There is no discussion of what is being tested, and how valid those tests are at picking up a non-O157 shiga-toxin producing E. coli like O111 There is no verification that anyone is testing anything.

In the absence of meat goggles that can magically detect dangerous bacteria, eating raw hamburger remains a risk.

Today, the Tokyo District Court ordered restaurant chain operator Foods Forus Co. to pay ¥169 million ($1.58 million) to the families of three victims who died from food poisoning after eating raw meat at one of its barbecue restaurants in 2011.

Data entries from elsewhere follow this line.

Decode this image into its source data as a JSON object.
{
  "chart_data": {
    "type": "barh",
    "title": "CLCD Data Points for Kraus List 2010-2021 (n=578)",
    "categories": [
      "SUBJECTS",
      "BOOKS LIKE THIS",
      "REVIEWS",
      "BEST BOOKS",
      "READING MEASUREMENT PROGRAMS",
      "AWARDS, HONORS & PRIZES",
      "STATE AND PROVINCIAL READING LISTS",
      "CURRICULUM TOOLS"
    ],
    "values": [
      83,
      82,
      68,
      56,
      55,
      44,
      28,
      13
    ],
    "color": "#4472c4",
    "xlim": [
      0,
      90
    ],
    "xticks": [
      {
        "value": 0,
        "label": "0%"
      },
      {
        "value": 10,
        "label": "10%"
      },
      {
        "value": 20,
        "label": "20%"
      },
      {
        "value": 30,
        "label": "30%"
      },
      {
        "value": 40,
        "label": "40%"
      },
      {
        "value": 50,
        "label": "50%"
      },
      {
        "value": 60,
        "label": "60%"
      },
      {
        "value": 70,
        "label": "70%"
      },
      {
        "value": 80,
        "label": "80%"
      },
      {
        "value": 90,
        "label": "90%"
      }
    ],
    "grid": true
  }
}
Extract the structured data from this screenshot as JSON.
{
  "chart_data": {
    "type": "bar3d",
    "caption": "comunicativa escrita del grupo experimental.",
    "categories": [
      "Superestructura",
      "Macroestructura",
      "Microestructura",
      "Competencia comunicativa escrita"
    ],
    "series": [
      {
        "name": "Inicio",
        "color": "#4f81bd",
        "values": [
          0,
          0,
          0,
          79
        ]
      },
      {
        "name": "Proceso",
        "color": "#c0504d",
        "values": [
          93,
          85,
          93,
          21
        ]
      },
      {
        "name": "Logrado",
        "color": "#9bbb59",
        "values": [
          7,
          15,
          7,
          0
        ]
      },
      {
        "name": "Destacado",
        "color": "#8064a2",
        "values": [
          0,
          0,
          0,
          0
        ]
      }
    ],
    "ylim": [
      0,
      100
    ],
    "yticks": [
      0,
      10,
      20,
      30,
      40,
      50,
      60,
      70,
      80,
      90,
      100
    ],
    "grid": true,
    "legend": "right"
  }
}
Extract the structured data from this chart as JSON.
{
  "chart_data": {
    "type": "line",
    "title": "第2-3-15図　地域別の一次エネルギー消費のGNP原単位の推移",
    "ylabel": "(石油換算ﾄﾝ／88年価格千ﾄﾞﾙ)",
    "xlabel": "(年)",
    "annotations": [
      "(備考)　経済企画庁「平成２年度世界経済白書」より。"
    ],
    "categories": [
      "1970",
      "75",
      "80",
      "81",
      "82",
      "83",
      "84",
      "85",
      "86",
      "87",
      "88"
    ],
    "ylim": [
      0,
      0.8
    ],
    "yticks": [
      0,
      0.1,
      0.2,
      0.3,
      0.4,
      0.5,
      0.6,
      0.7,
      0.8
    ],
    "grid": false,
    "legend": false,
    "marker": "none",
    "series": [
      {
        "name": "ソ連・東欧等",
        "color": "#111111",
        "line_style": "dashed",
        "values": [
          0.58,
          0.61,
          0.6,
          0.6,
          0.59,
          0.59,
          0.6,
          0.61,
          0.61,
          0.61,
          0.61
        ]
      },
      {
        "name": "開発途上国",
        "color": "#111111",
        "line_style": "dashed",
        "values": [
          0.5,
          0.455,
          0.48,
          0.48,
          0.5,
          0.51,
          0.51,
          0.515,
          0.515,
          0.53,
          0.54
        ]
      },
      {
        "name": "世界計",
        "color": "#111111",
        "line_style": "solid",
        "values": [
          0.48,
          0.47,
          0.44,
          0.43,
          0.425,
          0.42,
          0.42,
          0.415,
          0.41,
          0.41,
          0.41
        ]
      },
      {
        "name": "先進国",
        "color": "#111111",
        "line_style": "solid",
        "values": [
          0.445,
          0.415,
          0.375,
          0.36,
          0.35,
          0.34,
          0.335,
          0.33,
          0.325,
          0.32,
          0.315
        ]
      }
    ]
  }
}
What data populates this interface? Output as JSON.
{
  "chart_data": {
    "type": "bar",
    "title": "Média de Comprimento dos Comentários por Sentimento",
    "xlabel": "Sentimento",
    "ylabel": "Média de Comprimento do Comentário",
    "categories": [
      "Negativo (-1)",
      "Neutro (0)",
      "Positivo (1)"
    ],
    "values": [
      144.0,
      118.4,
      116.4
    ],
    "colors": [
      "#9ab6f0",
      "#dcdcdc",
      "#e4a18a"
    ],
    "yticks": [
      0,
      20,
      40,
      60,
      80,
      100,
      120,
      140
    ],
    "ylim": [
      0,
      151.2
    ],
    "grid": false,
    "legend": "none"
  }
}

While the court awarded damages to the plaintiffs, it ruled that the former president of Foods Forus, which is filing for special liquidation, was not guilty of gross negligence. The plaintiffs had sought around ¥209 million in damages and medical treatment expenses from the company and the former president.

Around 180 customers developed symptoms of food poisoning after dining at six Yakiniku-zakaya Ebisu restaurants in four prefectures — Kanagawa, Toyama, Ishikawa, and Fukui — in April 2011. A strain of E. coli, O-111, was found in many of the victims.

Five died due to illness. Nine plaintiffs, including the families of three who died after eating at the outlet in Tonami, Toyama Prefecture, sued the company and the former president in October 2014.

In February 2016, police investigated the former president on suspicion of professional negligence resulting in death or injury and sent the case to prosecutors. But the prosecutors decided not to indict him.

The families of the victims are considering filing a petition with a prosecution inquest panel in a bid to overturn the decision.